The closure of Galois marks yet another fatality in the wake of FTX’s spectacular collapse in November. After the cryptocurrency exchange, headed by founder Sam Bankman-Fried, declared Chapter 11 bankruptcy, other crypto firms began foundering. These included BlockFi, a crypto lender, and the lending arm of Genesis, owned by Barry Silbert, one of crypto’s richest and most influential investors. The bankruptcy case for BlockFi is ongoing, and Genesis recently announced that it came to initial terms with its main creditors.

Galois, for its part, confirmed on Twitter that rather than waiting out FTX’s bankruptcy proceedings, it’s decided to sell its claim against FTX to another buyer. (Bankruptcy cases are lengthy and can take years. Some creditors for Mt. Gox, which went bankrupt in 2014 and was once the largest cryptocurrency exchange in the world, are only now receiving payouts, for example.)

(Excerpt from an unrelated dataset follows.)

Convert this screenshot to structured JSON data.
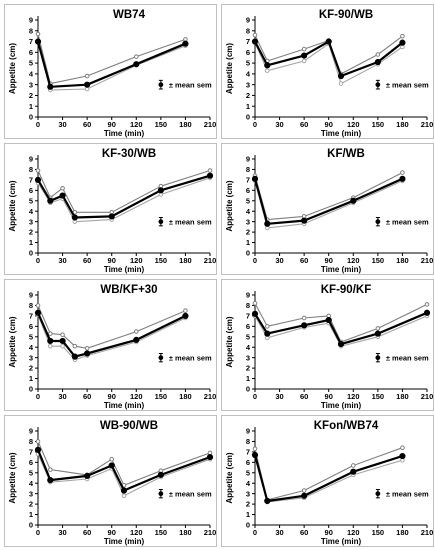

Citing a nondisclosure agreement, Galois, which was founded in 2018, did not specify the price at which it sold its claim or to whom it was sold. It did say it worked with law firm Schulte Roth & Zabel and financial services firm BTIG to run an auction and “was happy with the result.” Claims against FTX reportedly are selling anywhere from approximately 13 cents to 20 cents on the dollar.